Radar Roundup: Ubiquitous computing (ubicomp)

  • The Street as Platform (Dan Hill): amazing essay by Dan Hill (yet another genius formerly at the BBC) about the invisible cloud of data in a city street. “We can’t see how the street is immersed in a twitching, pulsing cloud of data. […] This is a new kind of data, collective and individual, aggregated and discrete, open and closed, constantly logging impossibly detailed patterns of behaviour. The behaviour of the street.

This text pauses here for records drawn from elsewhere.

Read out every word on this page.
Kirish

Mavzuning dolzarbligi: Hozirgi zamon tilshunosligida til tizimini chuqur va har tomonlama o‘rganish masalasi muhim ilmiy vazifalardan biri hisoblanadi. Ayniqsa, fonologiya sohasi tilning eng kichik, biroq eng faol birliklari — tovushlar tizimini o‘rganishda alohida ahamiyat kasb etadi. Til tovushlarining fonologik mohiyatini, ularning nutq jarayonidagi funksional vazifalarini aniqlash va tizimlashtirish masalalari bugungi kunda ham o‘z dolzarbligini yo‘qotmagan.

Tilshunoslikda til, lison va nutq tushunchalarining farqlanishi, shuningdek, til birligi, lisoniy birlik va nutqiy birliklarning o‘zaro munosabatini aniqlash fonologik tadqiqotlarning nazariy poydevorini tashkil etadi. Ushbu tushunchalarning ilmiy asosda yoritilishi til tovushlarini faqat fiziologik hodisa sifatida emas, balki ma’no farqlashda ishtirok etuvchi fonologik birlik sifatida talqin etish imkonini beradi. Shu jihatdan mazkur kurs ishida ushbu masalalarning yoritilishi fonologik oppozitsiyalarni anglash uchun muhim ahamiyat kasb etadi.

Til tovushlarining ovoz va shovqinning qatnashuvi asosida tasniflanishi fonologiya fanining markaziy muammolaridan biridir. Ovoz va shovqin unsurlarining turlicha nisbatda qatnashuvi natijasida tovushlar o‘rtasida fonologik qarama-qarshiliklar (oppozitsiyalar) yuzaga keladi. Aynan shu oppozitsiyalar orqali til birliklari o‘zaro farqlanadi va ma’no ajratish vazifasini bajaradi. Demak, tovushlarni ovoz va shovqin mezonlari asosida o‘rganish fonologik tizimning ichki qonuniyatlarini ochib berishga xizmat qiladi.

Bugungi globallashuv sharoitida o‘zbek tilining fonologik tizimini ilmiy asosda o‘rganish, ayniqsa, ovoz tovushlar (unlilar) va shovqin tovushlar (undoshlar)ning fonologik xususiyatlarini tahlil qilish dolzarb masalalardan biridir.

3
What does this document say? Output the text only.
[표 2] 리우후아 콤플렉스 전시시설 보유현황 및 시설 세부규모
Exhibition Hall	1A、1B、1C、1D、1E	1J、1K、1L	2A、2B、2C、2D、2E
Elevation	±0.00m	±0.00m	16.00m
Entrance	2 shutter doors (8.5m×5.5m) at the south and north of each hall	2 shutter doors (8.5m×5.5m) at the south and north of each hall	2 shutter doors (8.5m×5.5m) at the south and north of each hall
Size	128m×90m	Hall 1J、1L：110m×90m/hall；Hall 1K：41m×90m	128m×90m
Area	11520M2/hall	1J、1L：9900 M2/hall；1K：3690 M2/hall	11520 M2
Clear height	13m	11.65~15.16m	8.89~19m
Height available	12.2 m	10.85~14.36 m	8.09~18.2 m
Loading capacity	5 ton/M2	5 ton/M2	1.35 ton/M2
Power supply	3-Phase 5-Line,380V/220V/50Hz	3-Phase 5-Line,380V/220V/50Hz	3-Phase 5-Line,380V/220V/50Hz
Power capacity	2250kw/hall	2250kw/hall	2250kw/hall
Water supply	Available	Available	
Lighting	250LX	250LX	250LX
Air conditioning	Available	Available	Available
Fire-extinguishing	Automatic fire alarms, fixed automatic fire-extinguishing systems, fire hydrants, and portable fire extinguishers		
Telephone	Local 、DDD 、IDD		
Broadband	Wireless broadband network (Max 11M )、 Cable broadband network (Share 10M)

  • Service Design Notes: Tools, not Services (Chris Heathcote): frustrated by the limited functionality in his Nike+ because the service is intentionally feebly aimed at feeble “typical” consumers, Chris dashed off a quick rant about the trap of designing services. Users want tools, not services. And by building tools, you can build a service people want. The last two paragraphs are gold: “Tools will be bent and misused – which means you sell even more. And you don’t have design in the usefulness – just find the useful functionality and package it up in an open-enough way to show possibilities.”

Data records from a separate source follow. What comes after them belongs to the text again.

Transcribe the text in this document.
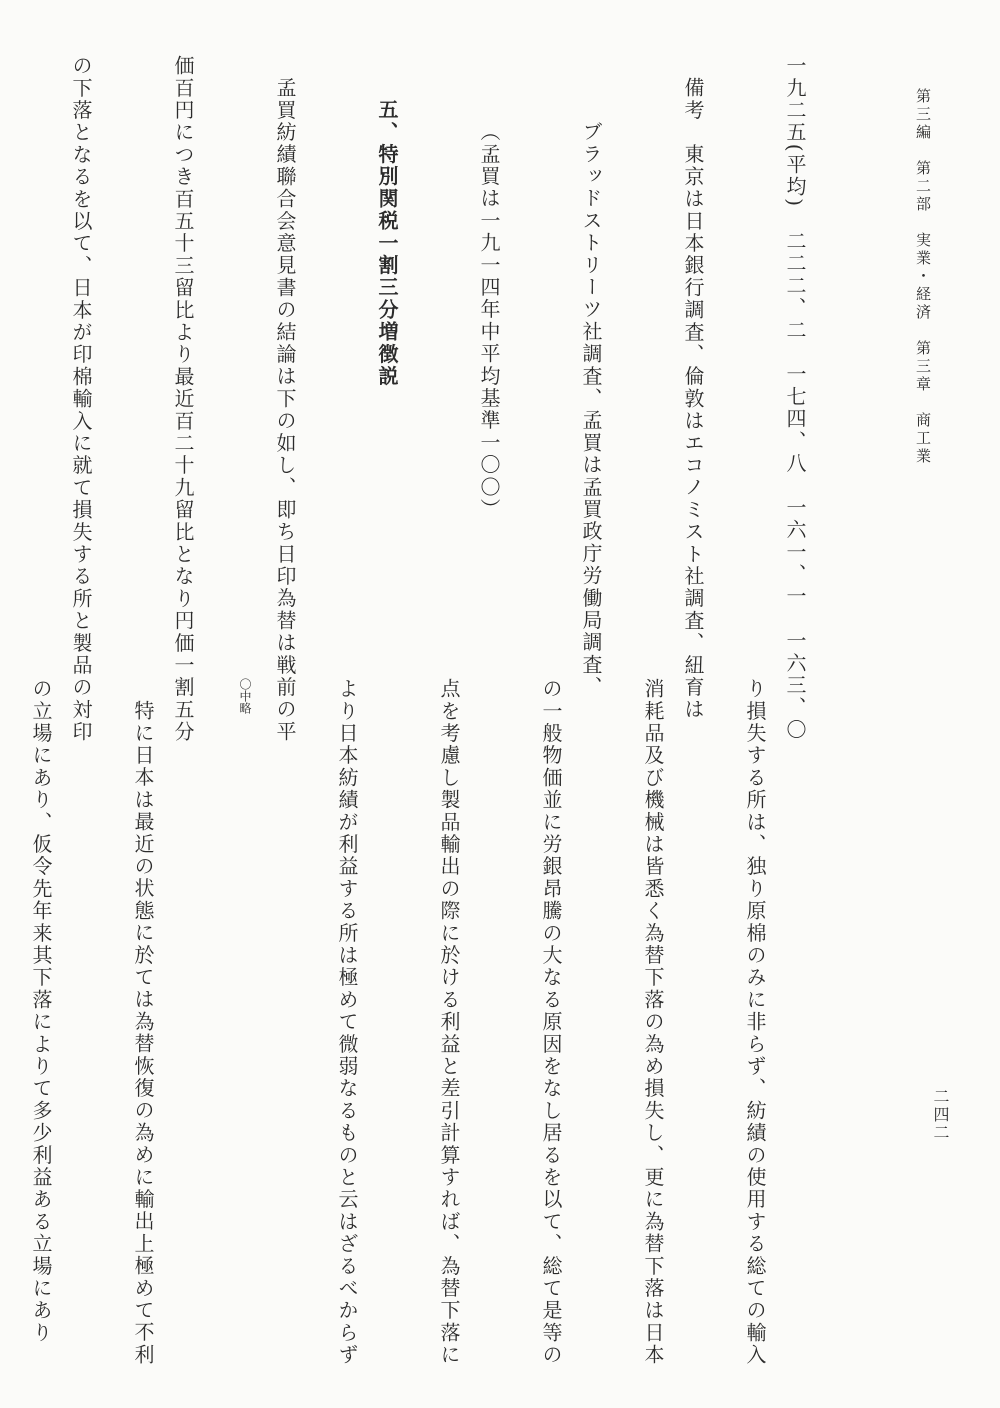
第三編　第二部　実業・経済　第三章　商工業

一九二五(平均)　二二二、二　一七四、八　一六一、一　一六三、〇

備考　東京は日本銀行調査、倫敦はエコノミスト社調査、紐育は

ブラッドストリーツ社調査、孟買は孟買政庁労働局調査、

（孟買は一九一四年中平均基準一〇〇）

五、特別関税一割三分増徴説

孟買紡績聯合会意見書の結論は下の如し、即ち日印為替は戦前の平

価百円につき百五十三留比より最近百二十九留比となり円価一割五分

の下落となるを以て、日本が印棉輸入に就て損失する所と製品の対印

り損失する所は、独り原棉のみに非らず、紡績の使用する総ての輸入

消耗品及び機械は皆悉く為替下落の為め損失し、更に為替下落は日本

の一般物価並に労銀昂騰の大なる原因をなし居るを以て、総て是等の

点を考慮し製品輸出の際に於ける利益と差引計算すれば、為替下落に

より日本紡績が利益する所は極めて微弱なるものと云はざるべからず

〇中略

特に日本は最近の状態に於ては為替恢復の為めに輸出上極めて不利

の立場にあり、仮令先年来其下落によりて多少利益ある立場にあり

	二四二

  • A Very Long Conversation with Dopplr’s Matt Jones (SecondVerse): a long interview, mostly about design stuff, with Matt Jones. The bit that resonated with me was “Mother Box is not in the Box“, which I translate as “you buy products that are front-ends to services”, which is a short hop away from “these days a device needs a network to be useful”. If you think of ubicomp as “it’s about sensors, outputs, and computation”, you can’t forget the network that connects them all–and what life is like when that network disappears.
  • Review of Everyware by Adam Greenfield (heyblog): a very detailed review of “Everyware” by Adam Greenfield. Matt Jones recommended Everyware to me as the first stop in a quick catchup of ubiquitous computing. “Everyware strikes a good balance between the impenetrable proceedings of the UBICOMP conferences and design writing. Adam expects the reader to get references to “Ctrl-Zing something away, “elevator pitches”, and “user experience” and something about how people behave with mobile phones“.

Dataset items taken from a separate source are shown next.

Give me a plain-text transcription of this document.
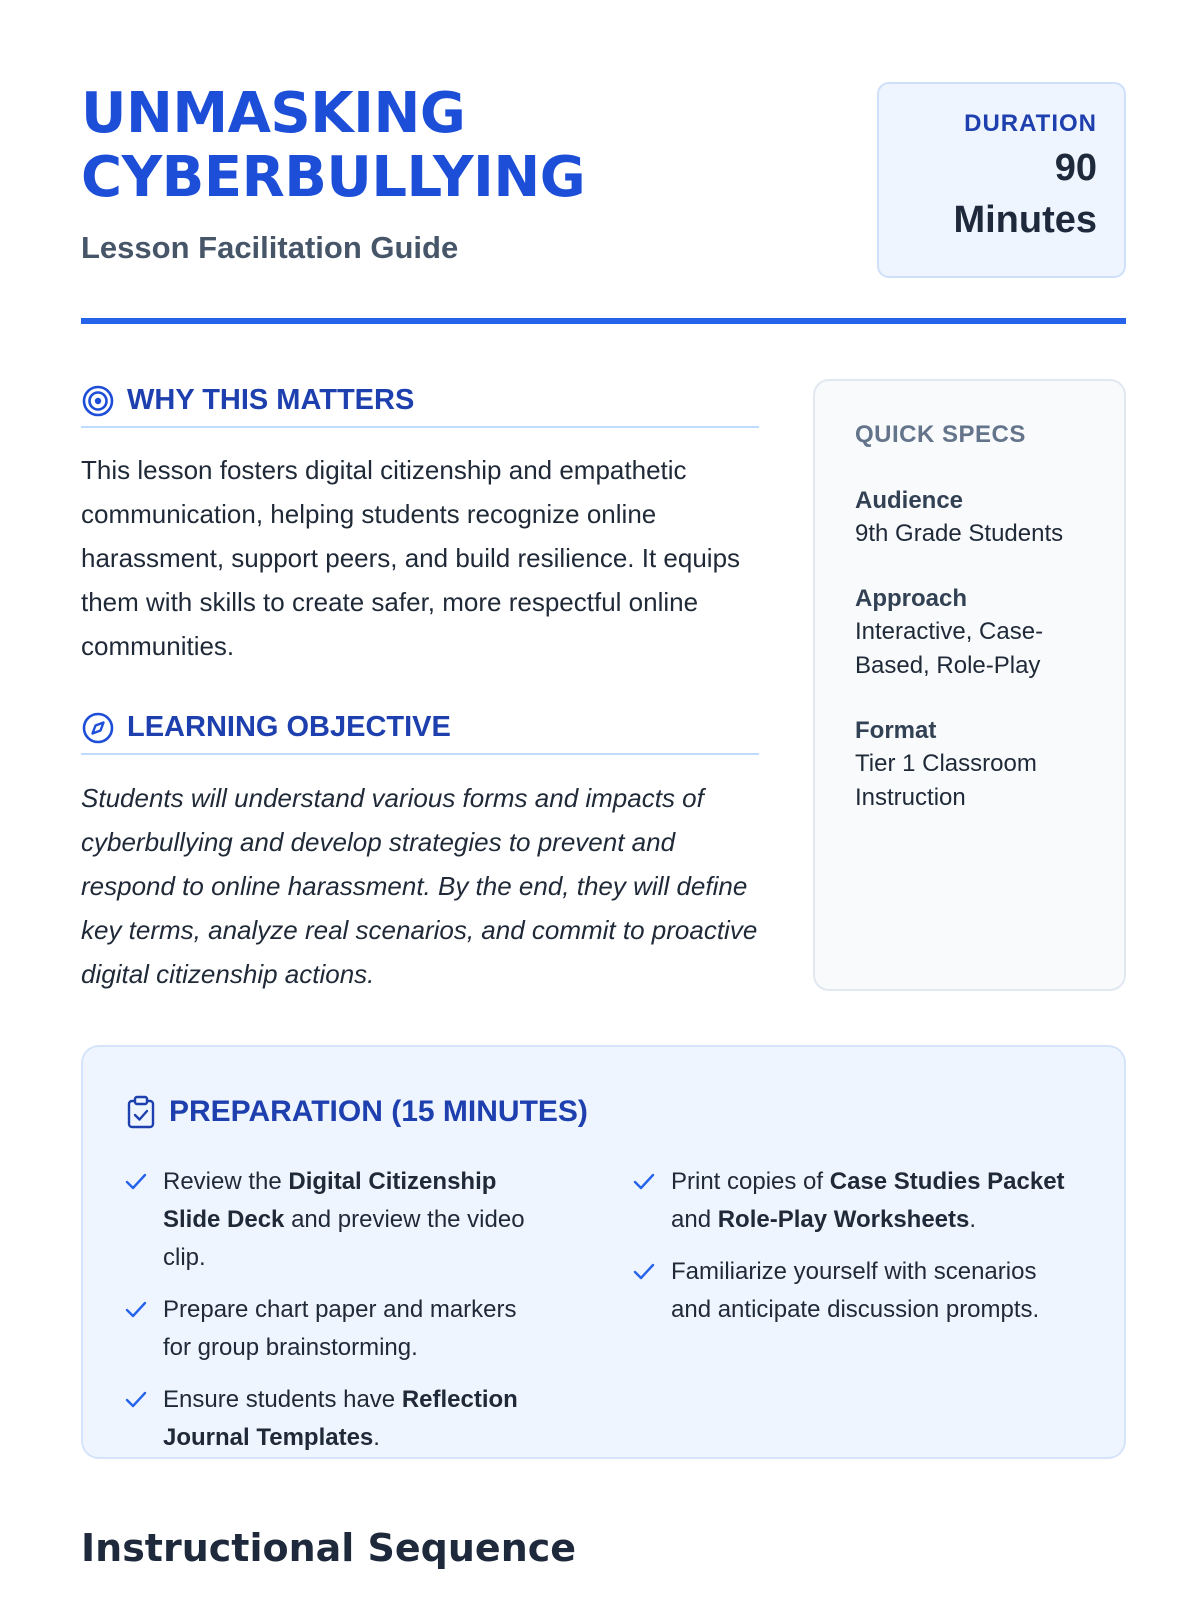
UNMASKING
CYBERBULLYING
Lesson Facilitation Guide
DURATION
90
Minutes
WHY THIS MATTERS

This lesson fosters digital citizenship and empathetic communication, helping students recognize online harassment, support peers, and build resilience. It equips them with skills to create safer, more respectful online communities.

LEARNING OBJECTIVE

Students will understand various forms and impacts of cyberbullying and develop strategies to prevent and respond to online harassment. By the end, they will define key terms, analyze real scenarios, and commit to proactive digital citizenship actions.

QUICK SPECS
Audience
9th Grade Students
Approach
Interactive, Case-Based, Role-Play
Format
Tier 1 Classroom Instruction
PREPARATION (15 MINUTES)
Review the Digital Citizenship Slide Deck and preview the video clip.
Prepare chart paper and markers for group brainstorming.
Ensure students have Reflection Journal Templates.
Print copies of Case Studies Packet and Role-Play Worksheets.
Familiarize yourself with scenarios and anticipate discussion prompts.
Instructional Sequence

  • Being Human (Microsoft Research): subtitled “Human-Computer Interaction in the Year 2020”. Love the “Transformations in Interaction” section: “The End of Interface Stability; The Growth of Techno-Dependence; The Growth of Hyper-Connectivity; The End of the Ephemeral; The Growth of Creative Engagement”.
  • William Gibson – The Rolling Stone 40th Anniversary Interview: “One of the things our grandchildren will find quaintest about us is that we distinguish the digital from the real, the virtual from the real. In the future, that will become literally impossible. The distinction between cyberspace and that which isn’t cyberspace is going to be unimaginable. When I wrote Neuromancer in 1984, cyberspace already existed for some people, but they didn’t spend all their time there. So cyberspace was there, and we were here. Now cyberspace is here for a lot of us, and there has become any state of relative nonconnectivity. There is where they don’t have Wi-Fi. In a world of superubiquitous computing, you’re not gonna know when you’re on or when you’re off. You’re always going to be on, in some sort of blended-reality state. You only think about it when something goes wrong and it goes off. And then it’s a drag.” I linked to it from the first Radar Roundup but I know you skipped it, so I had to quote it all here. You made me do it.